Ainsi, en 1999, un commando agricole saccagea le bureau de la ministre de l’environnement, Dominique VOYNET, des chasseurs en colère caillassèrent en 2000 le député Vincent PEILLON en baie de SOMME, d’autres chasseurs dévastaient le mobilier urbain de VALENCIENNES en 2008 et des voyous contre nature incendièrent en cet été 2014 un poste d’observation d’oiseaux en Charente Maritime. Les amateurs de corrida brutalisent et blessent leurs opposants en totale impunité !
Quel est ce pays où règne ainsi une criante inéquité ?
Où sont les esprits honnêtes, les consciences éclairées qui sauront distinguer, d’un côté, une indignation morale face à l’abjection de la torture et, d’un autre, des agresseurs brutaux répondant par des coups à des slogans ?

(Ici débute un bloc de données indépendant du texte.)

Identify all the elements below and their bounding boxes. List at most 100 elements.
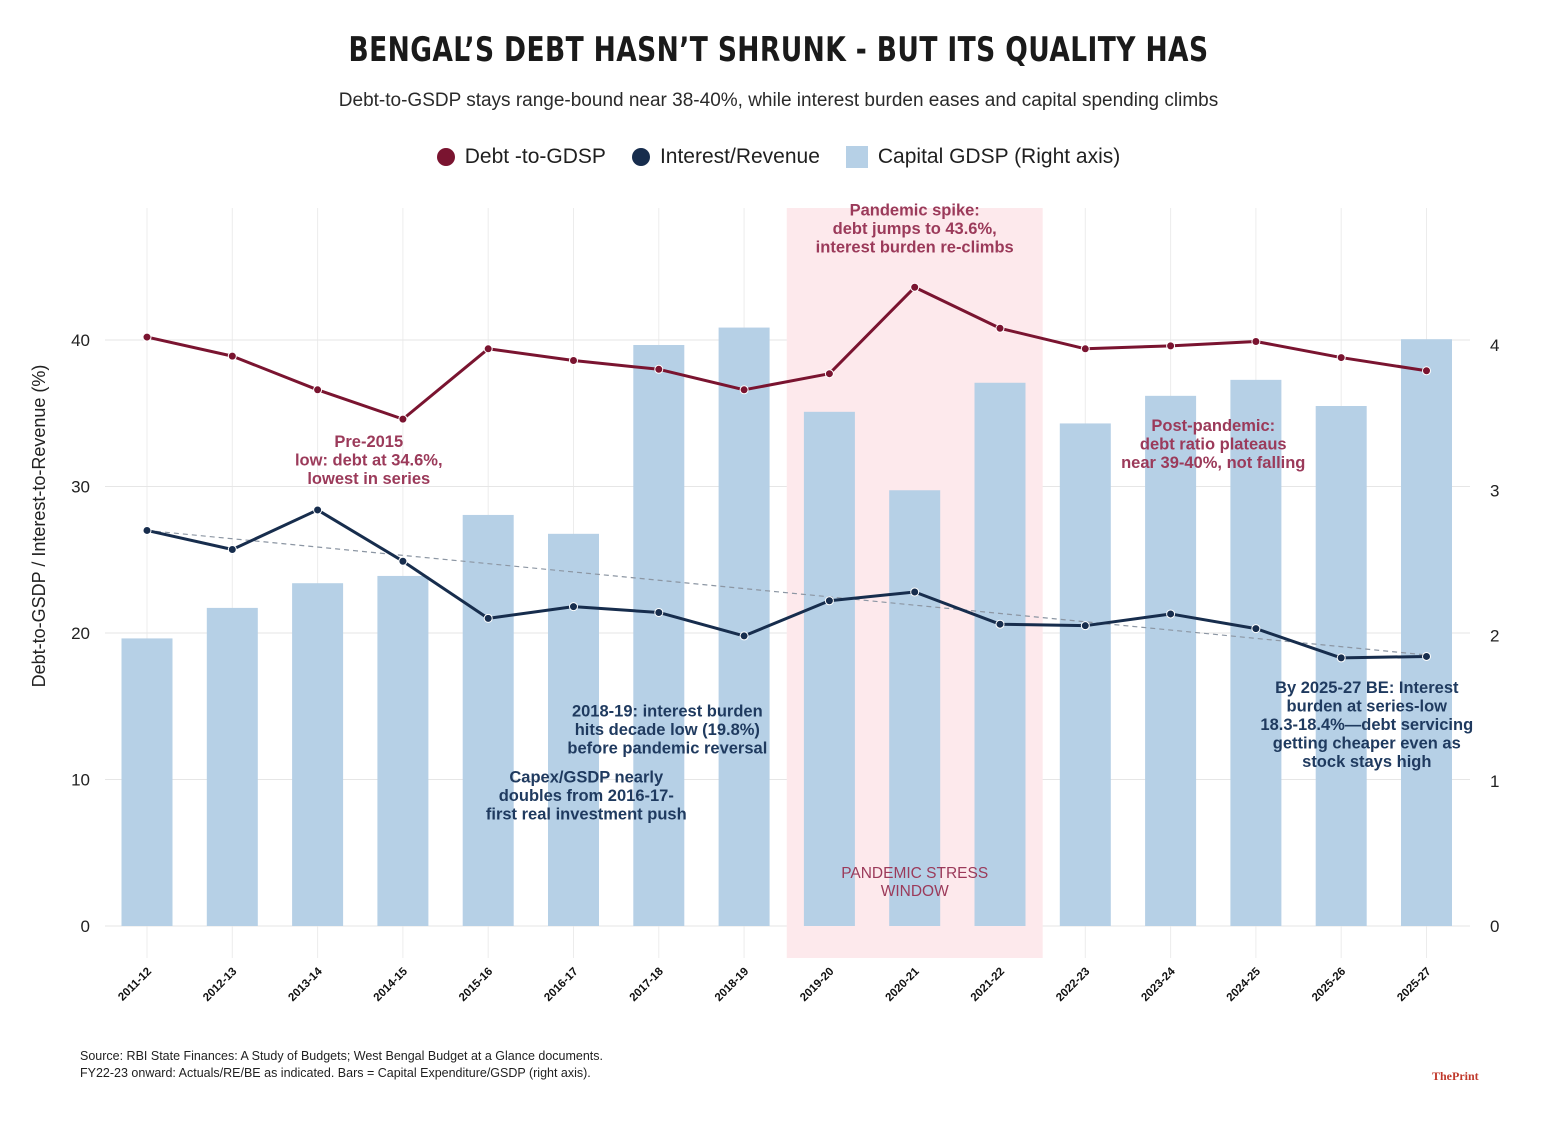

Un pays souffrant d’un fascisme de renard imposé par des groupes de pressions relayés par l’appareil d’Etat accable l’indigné et protège la brute primaire.
On me rapporte que lors d’une altercation, un propagandiste de la torture tauromachique adressa à un abolitioniste cette étrange menace :
«Toi, tu finiras en prison ».
Cette invective prouve qu’entre fascisme de renard et fascisme de lion existe une proximité psychologique.
Certains regrettent explicitement le bon vieux temps du franquisme, de la prison pour délit d’opinion et de l’instrumentalisation du judiciaire pour éliminer les gens de mieux dont l’unique tort est de dénoncer les injustices du temps.
Faisons confiance à la sagacité et à la probité des juges de ce pays pour que les tribunaux ne deviennent pas les complices de règlements de comptes idéologiques.
Le débat entre partisans et adversaires de la mort spectacle relève de la tribune, là où s’affrontent les idées, pas des tribunaux.
A ceux qui menacent de prison leurs adversaires, je réponds :
Vos noms et vos mémoires finiront dans la vaste poubelle de l’Histoire, avec ceux qui défendirent naguère ces traditions autrement séculaires que furent les combats de gladiateurs, les ordalies, les bûchers, le racisme, la traite esclavagiste, l’absolutisme, le bagne et la peine de mort.
La corrida, par-delà les paravents des impostures, fumigènes verbeux, n’est jamais que la torture durant vingt minutes d’un herbivore pour la jouissance d’un public sadique.
Comme ils aimeraient, les nostalgiques du franquisme, que cette vérité ne puisse être énoncée sous peine de prison.
La valeur d’une société comme d’un individu se mesure à leur degré d’empathie.